PS.anyone know where i can get a pic of allison for use in a avtar/siggie?

KellyStick
10-15-2007, 06:17 PM
I can't add much to all of this except the following, potentially incorrect observation. It feels like most of your pool is shot on your table at home. May not be true. BUt get out of the house. Join a league. Enter a tournament or just go shoot at the local pool hall. Ask others shooting by themselves if they wanna play a game. Watch out for hustlers but this should not be a big deal in most places. MAke some pool friends. Talk about the game. Try out their pool sticks and treat them kindly when you do. Start getting a feel for what is out their in real life. You'll then develop some of your own beliefs and you can experiment and test them out.

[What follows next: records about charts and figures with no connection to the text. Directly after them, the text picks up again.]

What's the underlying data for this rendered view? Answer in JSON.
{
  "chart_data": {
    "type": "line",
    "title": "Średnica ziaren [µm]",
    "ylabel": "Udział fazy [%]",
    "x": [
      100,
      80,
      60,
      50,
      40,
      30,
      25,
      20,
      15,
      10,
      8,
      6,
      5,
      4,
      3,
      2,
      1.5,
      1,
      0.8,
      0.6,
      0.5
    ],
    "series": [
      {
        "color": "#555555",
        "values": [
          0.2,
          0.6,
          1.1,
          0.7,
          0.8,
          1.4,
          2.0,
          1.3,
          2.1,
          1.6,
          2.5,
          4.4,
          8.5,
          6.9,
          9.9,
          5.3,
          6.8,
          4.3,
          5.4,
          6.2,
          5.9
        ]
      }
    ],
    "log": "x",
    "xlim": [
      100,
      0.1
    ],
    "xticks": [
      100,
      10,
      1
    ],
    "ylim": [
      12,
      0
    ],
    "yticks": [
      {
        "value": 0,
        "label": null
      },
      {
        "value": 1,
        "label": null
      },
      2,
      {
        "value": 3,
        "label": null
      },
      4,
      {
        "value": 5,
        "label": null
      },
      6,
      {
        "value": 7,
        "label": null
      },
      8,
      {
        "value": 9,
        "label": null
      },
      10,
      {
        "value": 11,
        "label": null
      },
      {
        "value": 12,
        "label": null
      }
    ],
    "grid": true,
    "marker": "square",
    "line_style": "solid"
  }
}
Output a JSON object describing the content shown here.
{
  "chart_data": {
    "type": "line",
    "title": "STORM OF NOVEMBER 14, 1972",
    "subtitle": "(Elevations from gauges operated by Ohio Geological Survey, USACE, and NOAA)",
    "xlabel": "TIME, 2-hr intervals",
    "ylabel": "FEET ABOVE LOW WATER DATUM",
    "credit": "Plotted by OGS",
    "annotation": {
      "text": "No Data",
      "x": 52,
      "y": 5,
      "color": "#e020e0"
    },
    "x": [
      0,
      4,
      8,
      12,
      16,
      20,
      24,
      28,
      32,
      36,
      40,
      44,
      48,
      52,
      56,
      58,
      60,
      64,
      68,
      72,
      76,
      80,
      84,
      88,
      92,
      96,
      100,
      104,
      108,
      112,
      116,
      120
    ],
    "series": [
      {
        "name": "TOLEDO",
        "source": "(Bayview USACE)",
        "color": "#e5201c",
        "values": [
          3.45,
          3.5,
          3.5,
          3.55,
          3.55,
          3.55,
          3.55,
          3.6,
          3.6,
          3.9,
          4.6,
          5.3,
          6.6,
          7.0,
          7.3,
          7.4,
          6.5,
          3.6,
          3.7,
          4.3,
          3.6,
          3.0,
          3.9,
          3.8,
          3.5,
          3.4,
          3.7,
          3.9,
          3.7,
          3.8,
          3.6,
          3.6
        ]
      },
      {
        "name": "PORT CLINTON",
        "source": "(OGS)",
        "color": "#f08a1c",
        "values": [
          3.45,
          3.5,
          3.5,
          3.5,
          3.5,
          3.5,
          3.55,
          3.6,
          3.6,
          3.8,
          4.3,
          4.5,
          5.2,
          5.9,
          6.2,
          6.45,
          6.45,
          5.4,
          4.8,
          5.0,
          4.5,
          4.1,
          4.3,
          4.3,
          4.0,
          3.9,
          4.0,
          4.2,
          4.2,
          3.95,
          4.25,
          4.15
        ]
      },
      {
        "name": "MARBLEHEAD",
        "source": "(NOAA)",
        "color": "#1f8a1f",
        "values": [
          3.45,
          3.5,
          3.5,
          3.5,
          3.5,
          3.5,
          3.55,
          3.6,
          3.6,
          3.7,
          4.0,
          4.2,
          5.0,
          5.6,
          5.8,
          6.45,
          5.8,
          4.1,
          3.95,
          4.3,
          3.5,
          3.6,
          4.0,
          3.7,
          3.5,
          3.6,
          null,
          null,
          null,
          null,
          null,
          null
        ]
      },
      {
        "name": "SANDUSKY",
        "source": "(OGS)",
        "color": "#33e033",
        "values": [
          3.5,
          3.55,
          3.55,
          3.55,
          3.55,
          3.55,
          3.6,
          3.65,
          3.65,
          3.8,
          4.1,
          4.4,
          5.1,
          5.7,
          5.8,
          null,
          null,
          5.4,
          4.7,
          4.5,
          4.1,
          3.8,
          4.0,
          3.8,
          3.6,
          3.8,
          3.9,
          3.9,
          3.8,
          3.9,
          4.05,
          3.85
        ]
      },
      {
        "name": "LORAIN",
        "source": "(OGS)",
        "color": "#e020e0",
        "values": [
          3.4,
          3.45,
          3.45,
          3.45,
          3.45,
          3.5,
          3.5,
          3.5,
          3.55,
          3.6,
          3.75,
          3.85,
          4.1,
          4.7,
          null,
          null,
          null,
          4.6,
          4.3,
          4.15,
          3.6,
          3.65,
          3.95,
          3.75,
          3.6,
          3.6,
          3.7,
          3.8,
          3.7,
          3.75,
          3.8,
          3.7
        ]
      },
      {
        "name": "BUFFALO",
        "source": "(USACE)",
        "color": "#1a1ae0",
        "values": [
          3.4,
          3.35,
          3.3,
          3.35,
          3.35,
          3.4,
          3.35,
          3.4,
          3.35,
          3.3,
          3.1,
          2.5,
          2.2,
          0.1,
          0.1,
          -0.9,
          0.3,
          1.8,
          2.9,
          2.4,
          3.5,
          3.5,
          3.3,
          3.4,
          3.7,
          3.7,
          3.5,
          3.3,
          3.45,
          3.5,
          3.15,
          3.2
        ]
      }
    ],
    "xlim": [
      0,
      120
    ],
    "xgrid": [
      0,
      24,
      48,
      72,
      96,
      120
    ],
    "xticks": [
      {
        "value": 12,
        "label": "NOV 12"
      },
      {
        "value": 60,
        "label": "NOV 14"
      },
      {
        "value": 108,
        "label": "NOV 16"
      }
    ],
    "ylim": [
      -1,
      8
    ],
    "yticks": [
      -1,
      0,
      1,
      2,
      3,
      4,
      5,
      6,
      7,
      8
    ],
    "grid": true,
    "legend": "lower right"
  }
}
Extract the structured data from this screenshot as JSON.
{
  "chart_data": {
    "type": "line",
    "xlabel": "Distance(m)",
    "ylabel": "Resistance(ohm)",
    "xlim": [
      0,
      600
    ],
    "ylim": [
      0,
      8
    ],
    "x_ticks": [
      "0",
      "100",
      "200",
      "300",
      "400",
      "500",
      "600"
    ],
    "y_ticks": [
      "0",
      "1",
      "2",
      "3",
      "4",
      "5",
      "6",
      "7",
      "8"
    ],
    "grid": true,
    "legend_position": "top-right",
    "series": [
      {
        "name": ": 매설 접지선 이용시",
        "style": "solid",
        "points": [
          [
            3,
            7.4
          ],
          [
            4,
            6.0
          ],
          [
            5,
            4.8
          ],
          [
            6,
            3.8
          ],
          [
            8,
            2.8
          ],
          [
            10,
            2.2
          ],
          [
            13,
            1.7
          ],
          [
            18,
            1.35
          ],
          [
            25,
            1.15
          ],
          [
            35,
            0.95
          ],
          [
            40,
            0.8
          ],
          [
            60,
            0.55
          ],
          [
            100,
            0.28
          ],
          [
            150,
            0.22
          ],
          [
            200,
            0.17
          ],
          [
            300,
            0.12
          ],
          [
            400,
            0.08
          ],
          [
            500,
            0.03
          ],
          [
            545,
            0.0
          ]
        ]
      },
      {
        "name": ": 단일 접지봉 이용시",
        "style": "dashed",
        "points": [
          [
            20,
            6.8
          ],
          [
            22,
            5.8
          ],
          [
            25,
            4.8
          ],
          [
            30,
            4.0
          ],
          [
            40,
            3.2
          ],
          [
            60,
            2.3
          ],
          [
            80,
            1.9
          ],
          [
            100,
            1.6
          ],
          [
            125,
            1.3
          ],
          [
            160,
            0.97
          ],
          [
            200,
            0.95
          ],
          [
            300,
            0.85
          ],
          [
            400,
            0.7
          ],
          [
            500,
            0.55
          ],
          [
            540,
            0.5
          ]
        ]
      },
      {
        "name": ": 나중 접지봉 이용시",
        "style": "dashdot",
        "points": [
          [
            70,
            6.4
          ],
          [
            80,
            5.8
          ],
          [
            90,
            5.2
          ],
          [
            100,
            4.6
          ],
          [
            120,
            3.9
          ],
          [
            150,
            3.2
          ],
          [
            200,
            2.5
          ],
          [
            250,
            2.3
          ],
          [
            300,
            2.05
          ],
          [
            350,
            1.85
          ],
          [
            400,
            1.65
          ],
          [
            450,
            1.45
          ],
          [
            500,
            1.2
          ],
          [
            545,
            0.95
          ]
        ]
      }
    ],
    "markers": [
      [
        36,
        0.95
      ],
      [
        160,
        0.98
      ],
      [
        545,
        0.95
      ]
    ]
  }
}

There are no clear answers. Try new things.

9baller
10-15-2007, 06:30 PM
kellystick,you are %100 corect!!
the problem is i had to leave where i was living in jersey and i,mm staying with my sis in PA for awhile and i cant really get out much right now cause i dont drive and you really need a car in this area.but i do want to get out to a pool hall to meet players i can play and learn from.maybe even join a league.i see a web site on the tourniments on tv about finding a league by me (anyone) but i forget the site at the moment. maybe poolplayers.com,but i cant think of it right now.
i was actully thinking of posting here if there are any members in the pocono PA area that would like to meet up to play.there is a pool hall a few miles away,but i dont know the name,i,ll look in the phone book to see if i can find it

ripper144
11-06-2007, 01:26 AM
The best place to buy a quality beginner cue is through one of the major Billiard supply companies such as Muellers, or Billiards warehouse. Look in between each major billard cue companies page displays and you will find deals such as a basic quality mueller maple cue w/ case, and several other low priced cue companies that you have never heard of. Muellers and B. Warehouse knows exactly who makes these products and why they are better than a kmart cue.